Given a dataframe that contains a combination of null and numeric values in which each series of numeric values is always located together and is never interspersed with nulls. Such as:
df1 = pd.DataFrame({
'A': [1, 2, 3, np.nan, np.nan],
'B': [np.nan, np.nan, 1, 2, 3],
'C': [np.nan, 1, 2, 3, np.nan]
})
A B C
0 1.0 NaN NaN
1 2.0 NaN 1.0
2 3.0 1.0 2.0
3 NaN 2.0 3.0
4 NaN 3.0 NaN
Desired Output
I’d like to create a second data frame with identical index and columns in which a defined series is inserted so that it ends at the index of the last non-null value for each column in df1.
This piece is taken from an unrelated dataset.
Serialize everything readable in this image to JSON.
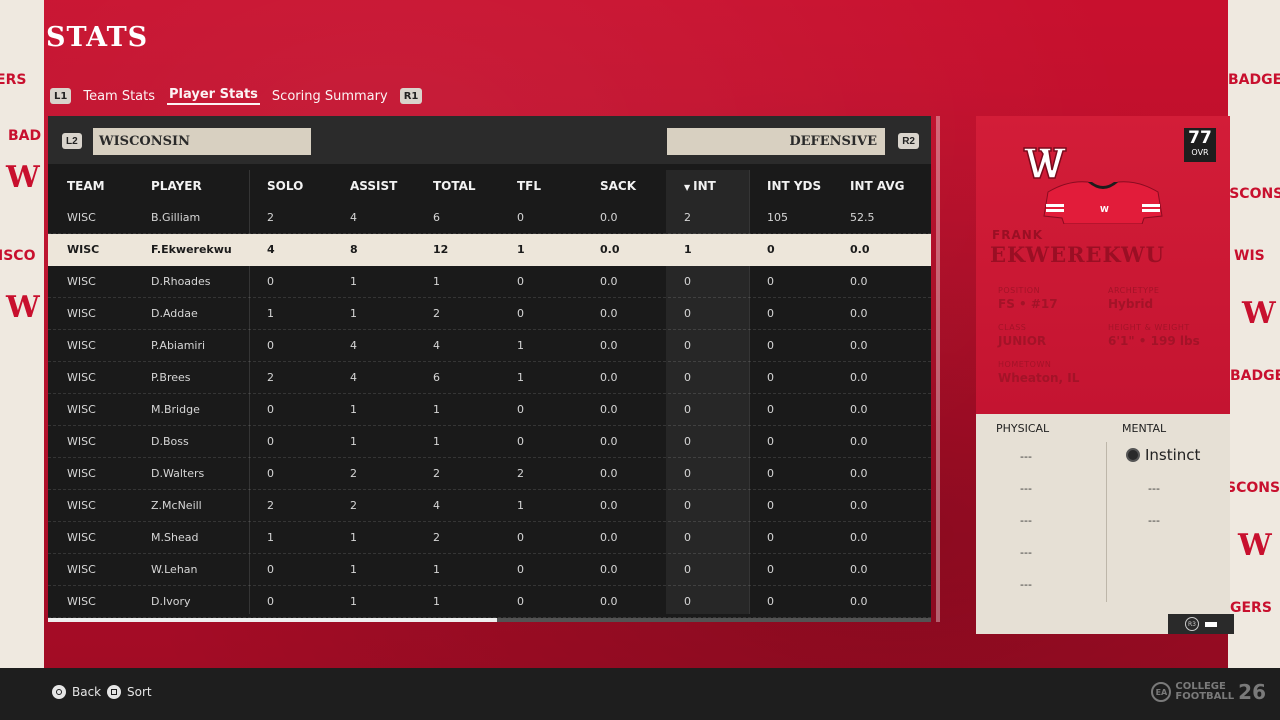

Note that the length of the defined series will differ to the length of non-null values in each column. i.e.
new_data = ['A','B']
A B C
0 NaN NaN NaN
1 A NaN NaN
2 B NaN A
3 NaN A B
4 NaN B NaN
Current Approach
My current approach achieves this by creating an empty dataframe, looping through each column, defining the index range and assigning the new data:
new_data = ['A','B']
df2 = pd.DataFrame(columns = df1.columns, index = df1.index)
for col in df2:
end = df1[col].last_valid_index()+1
start = end - len(data)
df2[col][start:end] = new_data
A B C
0 NaN NaN NaN
1 A NaN NaN
2 B NaN A
3 NaN A B
4 NaN B NaN
While this works, it feels somewhat brute force and I hoped to find a more elegant solution please.
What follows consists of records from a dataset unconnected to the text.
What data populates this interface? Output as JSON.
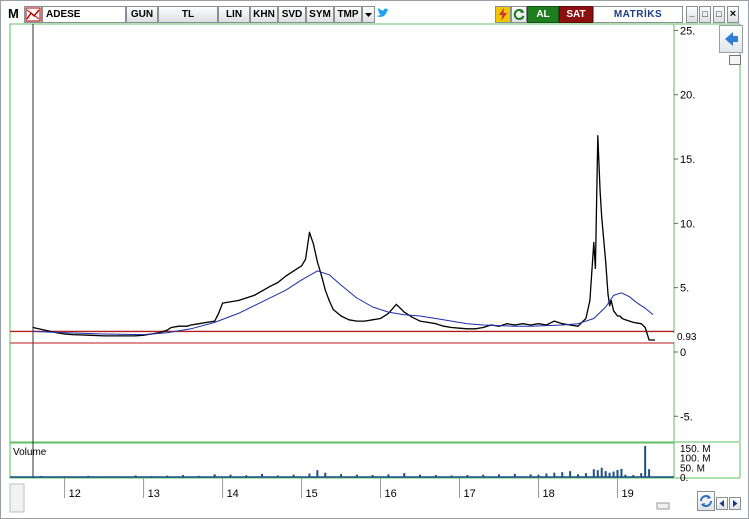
{
  "toolbar": {
    "app_logo": "M",
    "symbol": "ADESE",
    "period": "GUN",
    "currency": "TL",
    "scale": "LIN",
    "tool_khn": "KHN",
    "tool_svd": "SVD",
    "tool_sym": "SYM",
    "tool_tmp": "TMP",
    "buy_label": "AL",
    "sell_label": "SAT",
    "brand": "MATRİKS",
    "window_minimize": "_",
    "window_restore": "□",
    "window_maximize": "□",
    "window_close": "×"
  },
  "chart_data": {
    "type": "line",
    "x_axis": {
      "tick_labels": [
        "12",
        "13",
        "14",
        "15",
        "16",
        "17",
        "18",
        "19"
      ]
    },
    "y_axis": {
      "tick_labels": [
        "25.",
        "20.",
        "15.",
        "10.",
        "5.",
        "0",
        "-5."
      ],
      "ylim": [
        -7,
        25.5
      ]
    },
    "price_label": "0.93",
    "series": [
      {
        "x": [
          11.6,
          11.75,
          11.9,
          12.0,
          12.1,
          12.3,
          12.5,
          12.7,
          12.9,
          13.0,
          13.1,
          13.2,
          13.3,
          13.35,
          13.45,
          13.55,
          13.6,
          13.7,
          13.8,
          13.9,
          13.95,
          14.0,
          14.2,
          14.4,
          14.6,
          14.7,
          14.8,
          14.9,
          15.0,
          15.05,
          15.1,
          15.15,
          15.2,
          15.25,
          15.3,
          15.35,
          15.4,
          15.5,
          15.6,
          15.7,
          15.8,
          15.9,
          16.0,
          16.1,
          16.2,
          16.25,
          16.3,
          16.4,
          16.5,
          16.6,
          16.7,
          16.8,
          16.9,
          17.0,
          17.1,
          17.2,
          17.3,
          17.4,
          17.5,
          17.6,
          17.7,
          17.8,
          17.9,
          18.0,
          18.1,
          18.2,
          18.3,
          18.4,
          18.5,
          18.6,
          18.65,
          18.7,
          18.72,
          18.75,
          18.78,
          18.8,
          18.85,
          18.88,
          18.9,
          18.92,
          18.95,
          19.0,
          19.03,
          19.06,
          19.1,
          19.2,
          19.3,
          19.35,
          19.4,
          19.5
        ],
        "values": [
          1.9,
          1.7,
          1.5,
          1.4,
          1.35,
          1.3,
          1.25,
          1.25,
          1.25,
          1.3,
          1.4,
          1.5,
          1.7,
          1.9,
          2.0,
          2.0,
          2.1,
          2.2,
          2.3,
          2.4,
          3.0,
          3.8,
          4.0,
          4.4,
          5.1,
          5.4,
          5.9,
          6.3,
          6.7,
          7.2,
          9.3,
          8.4,
          7.0,
          6.0,
          4.8,
          4.0,
          3.3,
          2.8,
          2.5,
          2.4,
          2.4,
          2.5,
          2.6,
          3.0,
          3.7,
          3.4,
          3.1,
          2.7,
          2.4,
          2.3,
          2.2,
          2.0,
          1.9,
          1.85,
          1.8,
          1.8,
          1.9,
          2.1,
          2.0,
          2.2,
          2.1,
          2.2,
          2.1,
          2.2,
          2.1,
          2.4,
          2.2,
          2.1,
          2.0,
          2.6,
          4.0,
          8.5,
          6.5,
          16.8,
          12.5,
          10.5,
          7.0,
          4.5,
          3.6,
          4.0,
          3.2,
          2.8,
          2.8,
          2.6,
          2.5,
          2.3,
          2.2,
          1.9,
          0.93,
          0.93
        ]
      },
      {
        "x": [
          11.6,
          12.0,
          12.5,
          13.0,
          13.3,
          13.6,
          13.9,
          14.2,
          14.5,
          14.8,
          15.0,
          15.2,
          15.35,
          15.5,
          15.7,
          15.9,
          16.1,
          16.3,
          16.5,
          16.7,
          16.9,
          17.1,
          17.3,
          17.5,
          17.7,
          17.9,
          18.1,
          18.3,
          18.5,
          18.7,
          18.85,
          18.95,
          19.05,
          19.15,
          19.25,
          19.35,
          19.45
        ],
        "values": [
          1.6,
          1.5,
          1.4,
          1.35,
          1.5,
          1.8,
          2.3,
          3.0,
          3.9,
          4.8,
          5.6,
          6.3,
          6.0,
          5.2,
          4.2,
          3.5,
          3.1,
          2.9,
          2.8,
          2.6,
          2.4,
          2.2,
          2.1,
          2.05,
          2.0,
          2.0,
          2.05,
          2.1,
          2.2,
          2.6,
          3.5,
          4.4,
          4.6,
          4.3,
          3.8,
          3.4,
          2.9
        ]
      }
    ],
    "horizontal_lines": [
      1.6,
      0.7
    ],
    "volume": {
      "label": "Volume",
      "tick_labels": [
        "150. M",
        "100. M",
        "50. M",
        "0."
      ],
      "ylim": [
        0,
        170
      ],
      "x": [
        11.7,
        12.0,
        12.3,
        12.6,
        12.9,
        13.1,
        13.3,
        13.5,
        13.7,
        13.9,
        14.1,
        14.3,
        14.5,
        14.7,
        14.9,
        15.1,
        15.2,
        15.3,
        15.5,
        15.7,
        15.9,
        16.1,
        16.3,
        16.5,
        16.7,
        16.9,
        17.1,
        17.3,
        17.5,
        17.7,
        17.9,
        18.0,
        18.1,
        18.2,
        18.3,
        18.4,
        18.5,
        18.6,
        18.7,
        18.75,
        18.8,
        18.85,
        18.9,
        18.95,
        19.0,
        19.05,
        19.1,
        19.2,
        19.3,
        19.35,
        19.4
      ],
      "values": [
        5,
        4,
        6,
        3,
        8,
        5,
        7,
        10,
        6,
        14,
        12,
        9,
        16,
        8,
        12,
        18,
        35,
        22,
        15,
        12,
        10,
        14,
        20,
        12,
        10,
        8,
        10,
        12,
        14,
        16,
        14,
        12,
        18,
        22,
        25,
        30,
        14,
        20,
        40,
        35,
        48,
        30,
        22,
        28,
        36,
        42,
        12,
        10,
        20,
        160,
        40
      ]
    }
  }
}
Assuming you have only one stretch of non-NA per column (if not see alternative below).
One option using a reverse cumsum
, map
, and where
:
m = df1.notna()
out = (m[::-1].cumsum()[::-1]
.apply(lambda s: s.map(dict(enumerate(new_data[::-1], start=1))))
.where(m)
)
Output:
A B C
0 NaN NaN NaN
1 A NaN NaN
2 B NaN A
3 NaN A B
4 NaN B NaN
Intermediates:
# m[::-1].cumsum()[::-1]
A B C
0 3 3 3
1 2 3 3
2 1 3 2
3 0 2 1
4 0 1 0
# ….apply(lambda s: s.map(dict(enumerate(new_data[::-1], start=1))))
A B C
0 NaN NaN NaN
1 A NaN NaN
2 B NaN A
3 NaN A B
4 NaN B NaN
alternative
If you can have multiple stretches of non-NAN, replace cumsum
bu groupby.cumcount
:
dic = dict(enumerate(new_data[::-1]))
out = (df1.apply(lambda s: s.groupby(s.isna().cumsum()).cumcount(ascending=False).map(dic))
.where(df1.notna())
)
Example output:
A B C
0 NaN NaN NaN
1 A NaN NaN
2 B NaN A
3 NaN A B
4 NaN B NaN
5 A NaN NaN
6 B NaN NaN
Alternative input:
A B C
0 1.0 NaN NaN
1 2.0 NaN 1.0
2 3.0 1.0 2.0
3 NaN 2.0 3.0
4 1.0 3.0 NaN
5 2.0 NaN NaN
6 3.0 NaN NaN
Can there be multiple series in each column?